One of the most memorable was recorded for a world renown U.S. TV news show called 60 Minutes, a few years after the discovery. Lesley Stahl, a brilliant journalist who had done outstanding work for the show for decades, asked an important and pointed question to a group of us, “What has this discovery brought to all of us, how has this changed our lives?”
There is, of course, no correct answer that question. For us scientists, the value of the discovery was obvious. It provided us with an important tool to carry on our work, like a traffic sign pointing us in the right direction to continue our journey toward understanding the missing 95% if our universe. However, such an answer is rarely satisfying for Ms. Stahl, the public who pay for the research, or the policy makers who support it.
One can try to alleviate the need for short-term gratification with descriptions of the technological advancements, the training of students, the development of spin-off applications. And these points are all true. The economic enhancements directly stemming from the research are impressive and have been shown time and again to yield large payback to the participants.

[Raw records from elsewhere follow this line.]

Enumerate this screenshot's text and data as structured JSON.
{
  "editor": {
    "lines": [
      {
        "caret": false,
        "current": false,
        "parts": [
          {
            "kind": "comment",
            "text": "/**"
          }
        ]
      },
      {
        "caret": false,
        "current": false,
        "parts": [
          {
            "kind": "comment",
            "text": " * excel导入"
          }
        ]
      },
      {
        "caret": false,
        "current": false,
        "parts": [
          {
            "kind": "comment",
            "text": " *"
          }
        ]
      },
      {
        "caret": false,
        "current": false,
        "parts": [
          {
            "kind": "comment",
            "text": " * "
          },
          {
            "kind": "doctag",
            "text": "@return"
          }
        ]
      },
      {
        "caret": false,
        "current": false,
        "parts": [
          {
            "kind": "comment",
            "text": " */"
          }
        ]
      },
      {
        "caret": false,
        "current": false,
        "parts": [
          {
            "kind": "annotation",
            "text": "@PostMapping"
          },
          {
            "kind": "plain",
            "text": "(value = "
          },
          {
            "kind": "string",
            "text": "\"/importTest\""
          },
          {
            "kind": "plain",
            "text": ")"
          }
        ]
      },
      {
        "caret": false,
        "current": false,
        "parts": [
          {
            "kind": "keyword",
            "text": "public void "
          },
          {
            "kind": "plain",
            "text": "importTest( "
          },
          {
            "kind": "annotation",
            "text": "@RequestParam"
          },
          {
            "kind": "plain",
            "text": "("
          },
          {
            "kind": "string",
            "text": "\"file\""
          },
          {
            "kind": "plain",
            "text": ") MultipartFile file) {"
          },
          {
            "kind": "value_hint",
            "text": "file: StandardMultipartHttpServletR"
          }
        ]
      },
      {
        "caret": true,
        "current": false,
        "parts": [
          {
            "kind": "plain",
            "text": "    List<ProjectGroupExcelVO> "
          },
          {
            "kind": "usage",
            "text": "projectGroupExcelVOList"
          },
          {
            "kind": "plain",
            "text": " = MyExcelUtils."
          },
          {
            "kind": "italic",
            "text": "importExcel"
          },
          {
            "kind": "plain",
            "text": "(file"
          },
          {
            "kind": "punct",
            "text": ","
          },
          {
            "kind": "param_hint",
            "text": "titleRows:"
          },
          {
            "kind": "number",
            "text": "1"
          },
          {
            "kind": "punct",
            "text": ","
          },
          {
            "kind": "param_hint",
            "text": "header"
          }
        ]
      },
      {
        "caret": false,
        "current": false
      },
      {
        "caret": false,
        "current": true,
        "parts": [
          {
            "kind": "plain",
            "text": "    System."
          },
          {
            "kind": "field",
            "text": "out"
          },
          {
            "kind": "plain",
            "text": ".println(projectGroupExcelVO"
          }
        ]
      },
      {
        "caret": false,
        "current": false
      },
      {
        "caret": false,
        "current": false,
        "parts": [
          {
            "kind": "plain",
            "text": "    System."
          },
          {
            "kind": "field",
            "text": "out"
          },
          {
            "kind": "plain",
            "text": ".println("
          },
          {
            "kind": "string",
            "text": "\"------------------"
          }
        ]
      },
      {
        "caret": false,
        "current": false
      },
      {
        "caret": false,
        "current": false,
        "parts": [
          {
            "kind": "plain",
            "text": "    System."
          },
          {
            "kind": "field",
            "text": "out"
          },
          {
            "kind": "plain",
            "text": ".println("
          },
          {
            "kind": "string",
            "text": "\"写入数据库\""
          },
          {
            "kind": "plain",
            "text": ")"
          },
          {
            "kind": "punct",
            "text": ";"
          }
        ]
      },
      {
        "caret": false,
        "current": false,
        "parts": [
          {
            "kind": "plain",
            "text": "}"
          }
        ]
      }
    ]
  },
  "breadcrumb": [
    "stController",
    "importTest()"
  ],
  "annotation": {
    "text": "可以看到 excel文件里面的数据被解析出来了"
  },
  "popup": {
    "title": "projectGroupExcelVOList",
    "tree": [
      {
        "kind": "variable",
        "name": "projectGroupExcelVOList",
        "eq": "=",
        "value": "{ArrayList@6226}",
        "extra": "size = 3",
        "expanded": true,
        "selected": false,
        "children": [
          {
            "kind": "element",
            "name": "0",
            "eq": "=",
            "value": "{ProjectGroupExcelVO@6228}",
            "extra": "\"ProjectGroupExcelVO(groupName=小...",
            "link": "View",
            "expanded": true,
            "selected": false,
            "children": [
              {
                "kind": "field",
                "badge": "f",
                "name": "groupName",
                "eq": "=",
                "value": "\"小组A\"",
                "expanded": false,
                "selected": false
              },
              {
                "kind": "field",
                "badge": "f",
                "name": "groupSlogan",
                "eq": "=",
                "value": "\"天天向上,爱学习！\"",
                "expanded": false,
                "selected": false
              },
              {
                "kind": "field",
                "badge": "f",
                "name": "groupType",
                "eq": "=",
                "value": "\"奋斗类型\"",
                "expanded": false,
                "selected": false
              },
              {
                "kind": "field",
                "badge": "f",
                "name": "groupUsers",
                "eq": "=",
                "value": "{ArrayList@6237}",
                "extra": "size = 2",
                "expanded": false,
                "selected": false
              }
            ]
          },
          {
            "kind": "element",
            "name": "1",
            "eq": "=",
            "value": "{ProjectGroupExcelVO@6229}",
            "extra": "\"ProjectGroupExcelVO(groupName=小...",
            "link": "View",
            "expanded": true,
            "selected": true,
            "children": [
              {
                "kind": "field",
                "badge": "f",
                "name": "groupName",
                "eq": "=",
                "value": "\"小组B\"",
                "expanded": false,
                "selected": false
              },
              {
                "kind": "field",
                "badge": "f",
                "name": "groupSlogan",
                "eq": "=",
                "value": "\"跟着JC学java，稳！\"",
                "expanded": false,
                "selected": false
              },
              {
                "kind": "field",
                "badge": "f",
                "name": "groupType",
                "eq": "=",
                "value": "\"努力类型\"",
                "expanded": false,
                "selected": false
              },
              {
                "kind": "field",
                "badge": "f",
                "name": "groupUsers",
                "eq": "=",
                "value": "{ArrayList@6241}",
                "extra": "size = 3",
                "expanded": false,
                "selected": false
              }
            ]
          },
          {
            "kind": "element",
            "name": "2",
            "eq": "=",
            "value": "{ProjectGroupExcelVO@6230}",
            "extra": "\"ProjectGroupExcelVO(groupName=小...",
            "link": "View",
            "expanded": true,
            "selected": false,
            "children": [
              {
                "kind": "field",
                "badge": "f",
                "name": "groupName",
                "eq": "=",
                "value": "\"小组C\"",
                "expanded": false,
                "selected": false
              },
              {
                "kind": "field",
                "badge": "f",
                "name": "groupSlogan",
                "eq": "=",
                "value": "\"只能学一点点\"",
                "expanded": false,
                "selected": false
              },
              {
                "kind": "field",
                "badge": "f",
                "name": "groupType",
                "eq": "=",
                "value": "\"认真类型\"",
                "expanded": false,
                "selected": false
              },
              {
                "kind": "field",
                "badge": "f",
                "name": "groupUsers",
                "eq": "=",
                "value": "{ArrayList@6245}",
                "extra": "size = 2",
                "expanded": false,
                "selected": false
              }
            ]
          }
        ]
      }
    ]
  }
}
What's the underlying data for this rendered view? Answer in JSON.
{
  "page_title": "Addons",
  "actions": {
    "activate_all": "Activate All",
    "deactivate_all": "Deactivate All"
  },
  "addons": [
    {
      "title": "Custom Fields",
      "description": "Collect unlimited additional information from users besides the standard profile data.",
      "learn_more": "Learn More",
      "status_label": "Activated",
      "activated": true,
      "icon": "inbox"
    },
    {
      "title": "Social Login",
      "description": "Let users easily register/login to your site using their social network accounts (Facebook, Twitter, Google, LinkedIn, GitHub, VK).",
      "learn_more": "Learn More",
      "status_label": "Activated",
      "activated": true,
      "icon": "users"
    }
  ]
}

But the truth is, we are driven by the science. The pursuit of knowledge, the establishment of a better understanding of our world, satisfies an innate human trait that is essential for our survival. We do this work for the people who will be able to answer Lesley Stahl’s question: our great grandchildren. While I would love to be able to predict the implications, to draw up a model of a Higgs transporter or to describe Higgs treatment, that remains for future generations to discover and develop. And I guarantee they will.
So, let’s celebrate today and get back to work tomorrow.